Results and Analysis: The data from the validation test is presented below.
| Commanded Frequency, \( f \) (Hz) | Theoretical Sync Speed, \( n_s \) (RPM) | Measured Speed, \( n_r \) (RPM) | Calculated Slip, \( s \) (%) |
|---|---|---|---|
| 10 | 300 | 291.6 | 2.80 |
| 20 | 600 | 585.9 | 2.35 |
| 30 | 900 | 833.9 | 7.34 |
| 40 | 1200 | 1112.2 | 7.32 |
| 50 | 1500 | 1333.3 | 11.11 |
The results confirm a strong linear relationship between commanded frequency and achieved motor speed, validating the control loop. The increasing slip at higher frequencies is expected behavior for the motor under test and is consistent across multiple runs, demonstrating the system’s repeatability. The integration of the VFD control via the central agricultural UAV test bench software allows for precise and reproducible simulation of different downwash intensities, a key factor when testing spray systems intended for different sizes and types of agricultural UAVs.
Conclusion
This article has presented a comprehensive control system design for an advanced spray performance test bench. By adopting a distributed architecture based on a dual-microcontroller core and a LabVIEW-hosted supervisory interface, the system achieves a high degree of automation, precision, and reliability. The detailed hardware design, encompassing robust communication, isolated sensor interfaces, and powerful actuator drives, ensures stable operation in an electrically noisy environment. The modular software design on both the lower and upper levels facilitates easy maintenance, expansion, and adaptation to new test protocols.
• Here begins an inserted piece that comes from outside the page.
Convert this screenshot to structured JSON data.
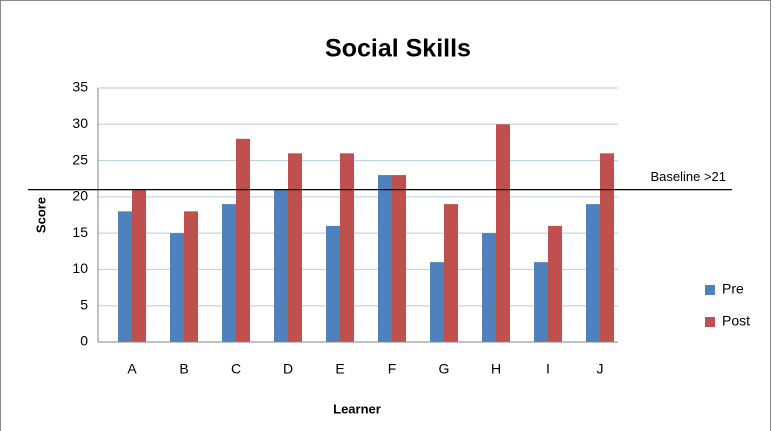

This integrated control system transforms the mechanical test bench into a powerful and versatile research tool. It enables standardized, quantitative evaluation of spray systems under perfectly controlled and repeatable conditions, decoupling hardware performance from unpredictable environmental variables. The ability to automatically collect, process, and report data on spray deposition uniformity and flow consistency is invaluable for researchers, nozzle manufacturers, and agricultural UAV developers alike. By providing a reliable platform for optimizing spray parameters, this system contributes directly to enhancing the efficacy, efficiency, and environmental safety of crop protection operations conducted by modern agricultural UAVs.